Pallant House Gallery, Chichester, in conjunction with Piano Nobile presents an exhibition of highlights from the Ruth Borchard Collection of self-portraits by British artists brought together by Ruth Borchard throughout the twentieth century. The Ruth Borchard Collection and Piano Nobile have enjoyed a long-standing collaborative relationship and the gallery is delighted that Pallant House has curated this exhibition representing the pinnacle of British self-portraiture. The exhibition will run from 18th October 2014 until 31st May 2015 in Rooms 3 and 4 of Pallant House Gallery.
The writer Ruth Borchard (1910 – 2000) amassed one of the most significant collections of self-portraits by British artists. Setting herself a ceiling of 21 guineas for a picture irrespective of the artist’s fame or reputation, she acquired 100 pictures including oil paintings, watercolours and pencil and ink drawings which provide a fascinating overview of British art during the twentieth century.
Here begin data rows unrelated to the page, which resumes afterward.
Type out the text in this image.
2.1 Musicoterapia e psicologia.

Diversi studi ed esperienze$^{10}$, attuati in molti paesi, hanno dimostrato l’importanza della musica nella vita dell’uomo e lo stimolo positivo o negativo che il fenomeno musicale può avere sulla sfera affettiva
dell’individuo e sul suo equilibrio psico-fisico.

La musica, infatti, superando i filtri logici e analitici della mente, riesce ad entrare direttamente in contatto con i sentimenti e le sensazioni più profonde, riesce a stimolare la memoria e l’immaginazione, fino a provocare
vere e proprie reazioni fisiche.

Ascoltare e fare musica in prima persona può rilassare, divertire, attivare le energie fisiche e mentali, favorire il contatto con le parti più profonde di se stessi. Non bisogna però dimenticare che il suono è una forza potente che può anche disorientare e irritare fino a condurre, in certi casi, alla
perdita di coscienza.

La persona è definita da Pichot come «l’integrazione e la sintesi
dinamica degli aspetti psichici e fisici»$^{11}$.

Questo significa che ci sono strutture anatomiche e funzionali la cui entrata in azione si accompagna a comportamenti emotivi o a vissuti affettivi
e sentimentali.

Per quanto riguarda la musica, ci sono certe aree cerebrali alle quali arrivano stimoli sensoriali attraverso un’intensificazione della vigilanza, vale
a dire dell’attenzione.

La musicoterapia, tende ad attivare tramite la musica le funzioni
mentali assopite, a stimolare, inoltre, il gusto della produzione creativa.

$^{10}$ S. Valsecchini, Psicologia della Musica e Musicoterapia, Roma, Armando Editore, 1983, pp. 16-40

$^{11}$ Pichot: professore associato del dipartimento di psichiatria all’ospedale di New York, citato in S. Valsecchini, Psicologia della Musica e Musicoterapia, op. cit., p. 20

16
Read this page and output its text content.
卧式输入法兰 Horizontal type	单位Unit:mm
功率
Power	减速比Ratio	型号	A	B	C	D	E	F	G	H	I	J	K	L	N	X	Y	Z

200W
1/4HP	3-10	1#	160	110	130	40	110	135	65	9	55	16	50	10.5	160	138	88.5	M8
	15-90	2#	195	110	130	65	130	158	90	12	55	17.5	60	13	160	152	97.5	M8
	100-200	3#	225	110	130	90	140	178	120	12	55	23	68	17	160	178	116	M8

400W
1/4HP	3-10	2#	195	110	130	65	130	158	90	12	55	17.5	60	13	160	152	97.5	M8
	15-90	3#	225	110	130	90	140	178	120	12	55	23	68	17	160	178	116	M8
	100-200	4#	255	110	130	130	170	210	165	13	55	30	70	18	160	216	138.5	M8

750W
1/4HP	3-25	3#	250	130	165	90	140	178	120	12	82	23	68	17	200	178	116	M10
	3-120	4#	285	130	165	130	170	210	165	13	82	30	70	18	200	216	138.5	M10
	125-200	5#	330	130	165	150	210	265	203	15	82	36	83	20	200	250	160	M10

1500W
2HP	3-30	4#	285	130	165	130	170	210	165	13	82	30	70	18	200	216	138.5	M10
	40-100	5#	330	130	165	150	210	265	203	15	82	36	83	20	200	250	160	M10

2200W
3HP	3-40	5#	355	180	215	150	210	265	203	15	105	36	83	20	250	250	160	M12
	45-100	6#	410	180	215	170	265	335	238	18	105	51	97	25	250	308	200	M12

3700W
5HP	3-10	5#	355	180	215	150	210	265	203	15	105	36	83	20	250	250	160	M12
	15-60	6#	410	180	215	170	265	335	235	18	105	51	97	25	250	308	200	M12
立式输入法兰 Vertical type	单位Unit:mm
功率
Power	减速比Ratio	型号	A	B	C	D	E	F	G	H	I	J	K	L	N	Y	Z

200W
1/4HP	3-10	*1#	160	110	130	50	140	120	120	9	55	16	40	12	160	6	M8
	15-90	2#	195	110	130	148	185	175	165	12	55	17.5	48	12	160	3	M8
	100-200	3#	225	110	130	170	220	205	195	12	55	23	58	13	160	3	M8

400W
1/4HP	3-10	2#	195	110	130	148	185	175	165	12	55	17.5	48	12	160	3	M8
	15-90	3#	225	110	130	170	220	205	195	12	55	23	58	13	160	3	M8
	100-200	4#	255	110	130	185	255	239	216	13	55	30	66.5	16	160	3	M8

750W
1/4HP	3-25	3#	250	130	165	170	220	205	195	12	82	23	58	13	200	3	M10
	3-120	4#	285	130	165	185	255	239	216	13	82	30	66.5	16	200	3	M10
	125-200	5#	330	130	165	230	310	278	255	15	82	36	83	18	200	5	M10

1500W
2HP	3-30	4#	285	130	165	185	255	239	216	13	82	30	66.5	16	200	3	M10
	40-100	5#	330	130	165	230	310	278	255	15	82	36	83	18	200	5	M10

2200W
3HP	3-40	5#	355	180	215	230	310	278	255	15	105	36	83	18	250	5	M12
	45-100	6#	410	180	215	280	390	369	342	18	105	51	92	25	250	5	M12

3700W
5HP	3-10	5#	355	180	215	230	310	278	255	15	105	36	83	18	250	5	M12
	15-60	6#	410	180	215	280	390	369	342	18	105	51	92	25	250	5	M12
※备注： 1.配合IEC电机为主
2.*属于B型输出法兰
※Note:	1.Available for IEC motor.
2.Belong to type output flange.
The core of the exhibition focuses on the portraits Borchard collected during the late 1950s to the mid-1960s, during which time she began to both seek out emerging artists at art school exhibitions, while also approaching more established artists. The exhibition traces the development of modern British art through Neo-Romanticism, the Euston Road School, the London Group and the Pop Art movement ranging from portraits made by artists practicing in the 1930s and 1940s including Michael Ayrton, Cecil Collins and Ithell Colquhoun, to those who found prominence in the post-war era such as Peter Coker, Jean Cooke, Roger Hilton, Peter Phillips, David Tindle and Ewan Uglow.
Borchard was born in a fishing village near Hamburg and later studied at the University of Hamburg. In 1938 she and her husband came to England as refugees of Nazism escaping anti-Semitism. The exhibition recalls the original presentation of the collection in the Borchards’ home in Reigate, Surrey and is displayed in Pallant House Gallery’s Grade One Listed Queen-Anne townhouse, the first time that the portraits have been seen publically in a domestic setting.